I was looking in the split groups section of the RFC too, but a check for the next bit is never explicitly stated in that section. I found it listed above in the group requirements section as checking for 8 per-group before splitting (as Andreas mentioned). This was the obvious way to handle it, and the synchronization (Andreas term) / racy (my term) was referring to delayed detection by downed nodes - its possible as the split is being coordinated that all members of the group leave in the time window before the group is created (a split to empty). The inverse case is also true - its possible that the group-merge cannot be coordinated fast enough to prevent the group from losing all of its members (delayed/slow merge leading to empty group). The neighboring groups will notice this, and one of them could take up the authority (assuming data was not lost during this quick drop). A minimum of 8 nodes seems low, but the number is going to be guess until the reaction and completion time for the group-split and group-merge operations are better known.
There are so many possible solutions to your presented problem i wonder why do you even present it? I thought we are talking about fundamental problems that have theoretical solutions at best.
These are no longer concerns from a former employee. This is clearly abuse by @vtnerd disquised as legit banter. This is not DEVELOPMENT and the amount of resources commanded by this abuser is telling me he - the abuser- is in control here, not Team Maidsafe, not the devs, not the community. This is a complete failure.
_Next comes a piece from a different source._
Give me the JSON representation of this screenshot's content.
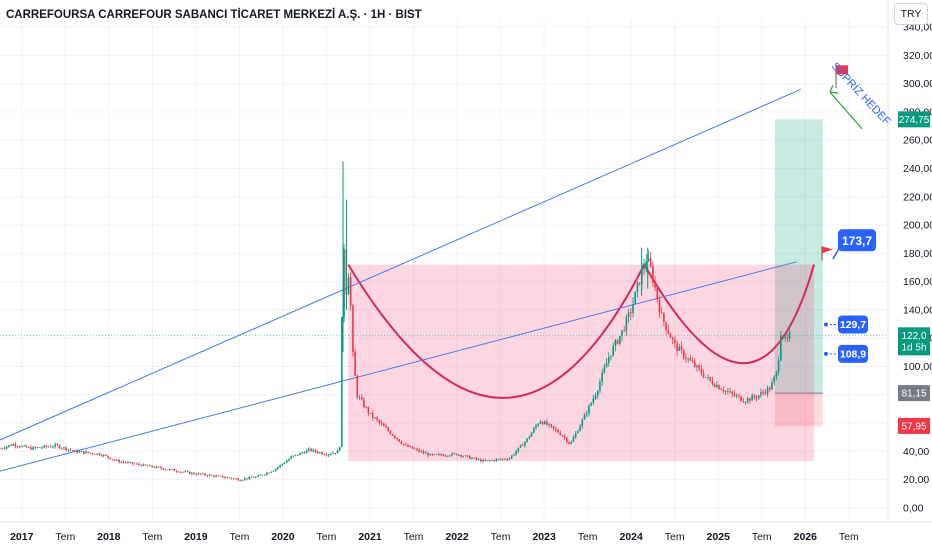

I would like to see the @moderators close this thread and either move it to the DEV Forum and let it take its proper course or shut it down.
EDIT: Further, set a precedent here that similar attempts to run over the community with techno razzmatazz - legit or otherwise - will be dealt with in the same fashion.
I find it very disturbing that the most technical thread this forum has seen in a long time is the one people want to close down. So much for ‘freedom’.
Technical debate is the foundation of advancement. “Techno razzmatazz” is the bedrock of the project. I fail to see one post where he has not been civil. Do you care about short-term price or do you care about the project succeeding long term? Because if it’s the latter, I’d like to see more of this discussion from the community and the ones knowledgeable about the system. Not less.
Conveniently neglected to include my suggestion to move it to the DEV forum. So much for “integrity” Razzmatazz is used by magicians to distract and confuse the audience. Which is what this dude has been doing. If you understand clearly the necessity of this rambling worthless group of words - go enjoy it over on the DEV forum or Github where “freedom” abounds and people are measured by the legitimacy of their argument not by smoke and mirrors.
And tell us all how you come to characterize this as the “most technical thread this forum has seen in a long time”. Thats a slam to many here.